Insulin, like many other polypeptide hormones, is synthesized as a preprohormone that is converted in the rough endoplasmic reticulum (RER) to proinsulin. The “pre” sequence, a short hydrophobic signal sequence at the N-terminal end, is cleaved as it enters the lumen of the RER. Proinsulin folds into the proper conformation, and disulfide bonds are formed between the cysteine residues. It is then transported in microvesicles to the Golgi complex. It leaves the Golgi complex in storage vesicles, where a protease removes the biologically inactive “connecting peptide” (C-peptide) and a few small remnants, resulting in the formation of biologically active insulin (see Fig. 19.10). Zinc ions are also transported in these storage vesicles. Cleavage of the C-peptide decreases the solubility of the resulting insulin, which then coprecipitates with zinc. Exocytosis of the insulin storage vesicles from the cytosol of the β-cell into the blood is stimulated by rising levels of glucose in the blood bathing the β-cells.

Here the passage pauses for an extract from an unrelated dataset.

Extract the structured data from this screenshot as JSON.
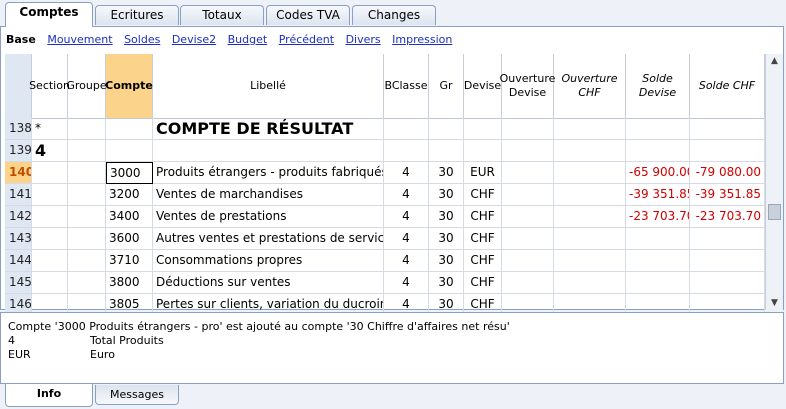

Glucose enters the β-cell via specific glucose transporter proteins known as GLUT 2 (see Chapter 21). Glucose is phosphorylated through the action of glucokinase to form glucose 6-phosphate, which is metabolized through glycolysis, the tricarboxylic acid (TCA) cycle, and oxidative phosphorylation. These reactions result in an increase in ATP levels within the β-cell (circle 1 in Fig. 19.11). As the β-cell ATP/adenosine diphosphate (ADP) ratio increases, the activity of a membrane-bound, ATP-dependent K+ channel (K+ATP) is inhibited (i.e., the channel is closed) (circle 2 in Fig. 19.11). The closing of this channel leads to membrane depolarization (as the membrane is normally hyperpolarized, see circle 3 in Fig. 19.11), which activates a voltage-gated Ca2+ channel that allows Ca2+ to enter the β-cell such that intracellular Ca2+ levels increase significantly (Fig. 19.11, circle 4). The increase in intracellular Ca2+ stimulates the fusion of insulin containing exocytotic vesicles with the plasma membrane, resulting in insulin secretion (Fig. 19.11, circle 5). Thus, an increase in glucose levels within the β-cells initiates insulin release.
Other intracellular metabolites, particularly nicotinamide adenine dinucleotide phosphate (NADPH), have been proposed to play important roles in insulin release in response to glucose. This will be discussed further in later chapters.